InterContinental Hotel on Tuesday announced it was sacking all employees and ending its Kenya operations amid the coronavirus economic fallout.

Kenya has lost Sh80 billion so far in tourism revenue, about half of last year’s total, due to the pandemic.

“I can confirm that the lease agreement between IHG and KHPL (Kenya Hotel Properties Limited) is in the process of being terminated, but we’re not commenting further on the specifics,” said the InterContinental hotel in an e-mail response to the Business Daily.

The InterContinental Hotels Corporation has been running and managing the 389-room InterContinental Hotel Nairobi under a 99-year lease since April 1967.

This means that KHPL, the holding company that owns InterContinental Hotel Nairobi, will seek another hotel group to run the Kenya facility or sell its prime city centre property.

The Privatisation Commission had restarted the sale of the 33.8 per cent government stake in InterContinental Hotel Nairobi through pre-emptive rights to existing shareholders, meaning existing owners of the hotels will be given the first right to buy the stake.

This gave Sovereign Group an edge in the purchase of the government stake after InterContinental Hotels Group, which also owns 33.83 per cent, signalled its exit. Sovereign Group owns 19.2 per cent of KHPL while Development Bank of Kenya has a 12.99 per cent stake.
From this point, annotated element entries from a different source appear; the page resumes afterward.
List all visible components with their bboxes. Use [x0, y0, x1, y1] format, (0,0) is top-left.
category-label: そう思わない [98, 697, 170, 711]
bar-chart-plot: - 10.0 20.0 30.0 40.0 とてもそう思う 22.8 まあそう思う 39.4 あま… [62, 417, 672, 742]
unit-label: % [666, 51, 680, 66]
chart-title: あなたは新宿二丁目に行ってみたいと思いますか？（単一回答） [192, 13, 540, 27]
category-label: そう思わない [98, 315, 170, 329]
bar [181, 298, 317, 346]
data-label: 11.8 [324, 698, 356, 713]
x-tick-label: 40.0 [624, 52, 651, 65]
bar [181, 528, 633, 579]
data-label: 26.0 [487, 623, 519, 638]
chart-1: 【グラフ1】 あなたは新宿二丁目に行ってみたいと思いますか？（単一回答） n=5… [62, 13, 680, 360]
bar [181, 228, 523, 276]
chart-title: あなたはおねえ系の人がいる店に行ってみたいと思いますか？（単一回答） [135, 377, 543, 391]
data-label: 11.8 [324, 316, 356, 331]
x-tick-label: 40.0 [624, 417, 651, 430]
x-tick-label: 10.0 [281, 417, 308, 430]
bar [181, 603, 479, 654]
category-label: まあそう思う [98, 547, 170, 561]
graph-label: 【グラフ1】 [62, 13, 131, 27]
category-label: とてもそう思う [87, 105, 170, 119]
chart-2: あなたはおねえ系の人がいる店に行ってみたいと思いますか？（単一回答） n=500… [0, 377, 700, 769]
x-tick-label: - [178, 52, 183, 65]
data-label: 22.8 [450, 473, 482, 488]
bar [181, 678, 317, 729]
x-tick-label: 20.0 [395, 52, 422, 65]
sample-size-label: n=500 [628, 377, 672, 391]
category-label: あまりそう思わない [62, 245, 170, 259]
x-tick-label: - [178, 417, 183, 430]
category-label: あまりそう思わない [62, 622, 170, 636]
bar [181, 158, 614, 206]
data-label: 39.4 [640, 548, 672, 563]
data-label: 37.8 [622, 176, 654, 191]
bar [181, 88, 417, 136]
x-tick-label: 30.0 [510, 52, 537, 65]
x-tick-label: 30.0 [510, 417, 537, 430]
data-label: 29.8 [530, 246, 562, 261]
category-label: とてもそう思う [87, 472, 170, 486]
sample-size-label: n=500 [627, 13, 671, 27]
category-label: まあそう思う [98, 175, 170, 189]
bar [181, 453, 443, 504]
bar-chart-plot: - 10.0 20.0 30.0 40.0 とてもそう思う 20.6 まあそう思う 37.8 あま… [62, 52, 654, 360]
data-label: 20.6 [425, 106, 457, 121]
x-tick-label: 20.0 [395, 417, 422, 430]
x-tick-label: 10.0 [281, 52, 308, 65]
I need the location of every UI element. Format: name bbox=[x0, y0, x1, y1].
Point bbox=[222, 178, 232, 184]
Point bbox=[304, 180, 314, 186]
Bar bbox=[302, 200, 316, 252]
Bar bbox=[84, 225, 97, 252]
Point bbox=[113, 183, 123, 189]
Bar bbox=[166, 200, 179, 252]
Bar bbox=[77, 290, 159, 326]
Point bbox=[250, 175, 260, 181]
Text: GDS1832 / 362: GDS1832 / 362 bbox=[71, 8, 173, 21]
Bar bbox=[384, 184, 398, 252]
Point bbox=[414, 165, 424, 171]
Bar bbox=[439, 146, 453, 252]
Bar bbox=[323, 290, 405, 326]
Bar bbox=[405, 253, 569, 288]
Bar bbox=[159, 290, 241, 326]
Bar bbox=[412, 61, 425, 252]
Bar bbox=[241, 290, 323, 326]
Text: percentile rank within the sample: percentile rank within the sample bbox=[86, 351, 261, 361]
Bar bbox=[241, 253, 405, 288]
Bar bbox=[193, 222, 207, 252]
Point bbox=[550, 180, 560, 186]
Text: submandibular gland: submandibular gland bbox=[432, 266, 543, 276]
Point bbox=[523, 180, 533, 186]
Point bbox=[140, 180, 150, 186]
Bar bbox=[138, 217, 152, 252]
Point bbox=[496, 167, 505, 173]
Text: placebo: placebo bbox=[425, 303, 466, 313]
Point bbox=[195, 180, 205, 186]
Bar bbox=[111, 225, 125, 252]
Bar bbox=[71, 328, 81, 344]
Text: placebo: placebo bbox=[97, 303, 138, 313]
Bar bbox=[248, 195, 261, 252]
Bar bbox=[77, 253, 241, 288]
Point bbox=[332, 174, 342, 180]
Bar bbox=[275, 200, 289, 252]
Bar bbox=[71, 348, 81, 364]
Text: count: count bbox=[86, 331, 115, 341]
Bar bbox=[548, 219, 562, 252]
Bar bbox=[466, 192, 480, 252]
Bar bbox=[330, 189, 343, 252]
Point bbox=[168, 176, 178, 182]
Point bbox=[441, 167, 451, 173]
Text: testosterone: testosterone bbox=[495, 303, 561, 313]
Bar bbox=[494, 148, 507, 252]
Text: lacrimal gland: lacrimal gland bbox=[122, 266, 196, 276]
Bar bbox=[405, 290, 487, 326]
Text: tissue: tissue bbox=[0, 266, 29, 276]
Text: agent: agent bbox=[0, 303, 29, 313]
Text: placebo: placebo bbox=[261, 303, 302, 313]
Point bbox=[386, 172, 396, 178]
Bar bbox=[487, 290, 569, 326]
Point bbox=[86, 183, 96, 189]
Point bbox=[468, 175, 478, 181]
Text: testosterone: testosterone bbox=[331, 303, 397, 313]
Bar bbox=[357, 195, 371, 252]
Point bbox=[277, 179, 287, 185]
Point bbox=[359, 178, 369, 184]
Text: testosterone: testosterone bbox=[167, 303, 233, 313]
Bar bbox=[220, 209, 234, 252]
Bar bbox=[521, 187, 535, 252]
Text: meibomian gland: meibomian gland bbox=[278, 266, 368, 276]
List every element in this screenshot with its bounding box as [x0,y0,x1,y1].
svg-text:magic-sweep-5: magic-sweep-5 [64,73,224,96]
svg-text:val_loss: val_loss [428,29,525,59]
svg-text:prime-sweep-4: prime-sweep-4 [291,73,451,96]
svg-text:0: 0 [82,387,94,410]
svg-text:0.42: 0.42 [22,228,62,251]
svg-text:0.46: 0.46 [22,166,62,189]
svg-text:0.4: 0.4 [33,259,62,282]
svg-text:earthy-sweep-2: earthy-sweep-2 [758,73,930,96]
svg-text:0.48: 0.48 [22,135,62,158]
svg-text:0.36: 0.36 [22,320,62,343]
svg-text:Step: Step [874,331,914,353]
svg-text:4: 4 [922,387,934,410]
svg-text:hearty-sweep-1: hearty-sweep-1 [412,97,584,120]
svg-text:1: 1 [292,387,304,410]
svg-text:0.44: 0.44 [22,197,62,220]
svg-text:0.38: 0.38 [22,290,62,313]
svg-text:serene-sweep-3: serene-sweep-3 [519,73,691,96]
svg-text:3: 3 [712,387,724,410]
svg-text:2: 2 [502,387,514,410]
Joshua Kulei (President Moi’s former private secretary), Rodger Kacou and Ahmed Jibril own a combined stake of less than one per cent in the firm.

“The government is unlikely to get a good price for its stake if Sovereign Group agrees to a deal and decides later to get a new operator at the exit of InterCon,” said the official at the privatisation agency.

The sale of government shares in InterContinental hit a snag in 2015 after Sovereign Group placed bids that were below the set reserve price.

The investment group also failed in its bid to acquire the 33.83 per cent stake that belonged to global chain InterContinental Hotels Corporation.

The Competition Authority of Kenya (CAK) had in 2015 approved the transaction for acquisition of 5,874,391 shares in KHPL by Sovereign Group for an undisclosed amount.

The exit of InterContinental Hotels Group, which is listed in the London Stock Exchange, comes amid financial struggles at the Nairobi facility.

InterContinental Hotel was already struggling before the pandemic and was last year declared technically insolvent since it could not service its debts that stood at Sh717 million. The debt was owed to Stanbic Bank.

Talk of an ownership shift at the hotel began in August 2011 when the then President Mwai Kibaki’s Cabinet gave the green light for the sale of the Tourism Finance Corporation (TFC) stake with pre-emptive rights to existing shareholders.

TFC, formerly known as Kenya Tourist Development Corporation, was offloading the shares in a privatisation exercise meant to transfer government-owned businesses, including underperforming sugar mills, to the private sector.